TV: Every song you hear on the radio is about how somebody feels. (laughter)

TW: But you take such a circuitous route in doing it. There are other voices in the songs.

TV: A social worker in the 1940s came across this revelation that there's absolutely no behavior that isn't imbued with some kind of emotion. Even if you're sitting and drinking a glass of water. Whether your behavior reveals it or not is another thing.

TW: There's a way in which emotions can overcome something, emotionally over-the-top. It's letting things fly.

TV: I think specifics and details reveal more. To use your term, "letting it fly," is when you say, "The girl named Joan scratched her knee and her hand was cold." It brings up a whole set of variables. If you say something like, "The cow stood in the blue meadow, and the sailor got off the boat drunk..."

TW: There are no variables to the image; there's just no place to go with it. Your music is not direct in that the narrative goes around. It's really a journey, an experience.

TV: I think it has to do with being inarticulate. (laughter) I'm serious.

TW: Well, that's a very humble thing to say.

TV: But it's true. I don't think there's anything necessarily wrong with it.

TW: So you got back together after 14 years, and it's just like you never left? You just sat down and you couldn't wait...

BF: Total chemistry all the way. (laughter) Sometimes it is, and sometimes it isn't. There's a chemical bond and a mechanical bond. The molecules don't really combine to form a new chemical. You throw them in, you shake them up, and they're together for a bit, and then you wait a little while and then they separate again.

TV: Convulsion potion. TW: What is the single going to be, by the way? TV: They're putting out "Mr Lee". What do you get from hearing that song?

TW: I love the guitar part. But I thought of William Lee.

TV: That's what everyone thinks. Mr Lee is a name often used for the Chinaman who helps the spies out when they come to town, or most Chinese laundries.

TW: I get that. Lines like, "The dog is turning red."

Fred Smith: It's an embarrassed dog.

BF: Either that or a communist.

TW: "Tell him the code is broken and the dog is turning red"?

TV: "He'll know the code is broken, tell him the dog is turning red."

TW: This is out there. I don't hear lyrics like that.

TV: People say it every day.

TW: It's really covert. "Marquee Moon" seems like a record of the night. "Adventure" seems like twilight. This new record sounds like bright daylight, and the sun has soaked everything. "Adventure" sounds great at six o'clock at night when the sun's going down, and you've had a few stiff drinks, just looking out the window—"The Fire" and "The Dream's Dream". This is not first take stuff; things are uncovered as you listen to it over time. I like it to retain its mystery. On the other hand, when I want to get away from the cerebral, I put on blues like Sun House, Skip James or Robert Johnson. They play on the bottom. But when I want to go to the top, I put on "Adventure".

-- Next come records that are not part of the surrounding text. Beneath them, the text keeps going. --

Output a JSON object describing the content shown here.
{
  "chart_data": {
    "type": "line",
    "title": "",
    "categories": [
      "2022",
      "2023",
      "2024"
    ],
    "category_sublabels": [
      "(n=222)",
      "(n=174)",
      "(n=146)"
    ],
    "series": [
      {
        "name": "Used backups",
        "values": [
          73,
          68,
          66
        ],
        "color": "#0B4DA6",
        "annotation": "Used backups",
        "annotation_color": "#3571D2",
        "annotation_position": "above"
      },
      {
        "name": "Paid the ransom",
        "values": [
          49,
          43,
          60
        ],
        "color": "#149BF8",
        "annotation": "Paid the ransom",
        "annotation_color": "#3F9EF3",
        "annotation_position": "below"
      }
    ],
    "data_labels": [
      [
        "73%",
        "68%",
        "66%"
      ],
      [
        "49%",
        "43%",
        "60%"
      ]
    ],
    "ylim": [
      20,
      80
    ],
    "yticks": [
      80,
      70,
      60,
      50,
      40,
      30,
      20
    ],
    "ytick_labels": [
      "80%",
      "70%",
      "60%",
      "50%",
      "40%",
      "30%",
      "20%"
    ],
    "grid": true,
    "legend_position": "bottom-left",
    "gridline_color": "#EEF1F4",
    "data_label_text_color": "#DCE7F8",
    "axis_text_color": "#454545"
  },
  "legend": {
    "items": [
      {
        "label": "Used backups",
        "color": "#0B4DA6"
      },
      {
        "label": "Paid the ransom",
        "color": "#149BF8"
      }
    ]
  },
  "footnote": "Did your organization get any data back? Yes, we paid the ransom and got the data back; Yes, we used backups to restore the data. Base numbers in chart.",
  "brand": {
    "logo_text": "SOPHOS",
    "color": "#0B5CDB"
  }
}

BF: Robert Johnson has a lot of mystic images.

TV: There's a lot of Bible stuff in there.

BF: I used to think there was a lot of psychotic stuff there, "Hell hound on my trail".

TW: He seemed psychotic, I think—he treated women pretty bad. There seems to be a distince difference in the way you guys record and play live. There's enough leeway in the songs for improvisation on stage.

TV: We improvise a lot. We did some shows in Europe a couple of weeks ago, and already the songs were getting ten minutes long.

TW: All right! I love that. What's the longest one you do?

TV: "1880" is up to 12 minutes, at least.

BF: We ended a show in France—we still weren't done when we had to quit.

FS: They had this firework show with a parade, and 50-foot pink balloon monsters.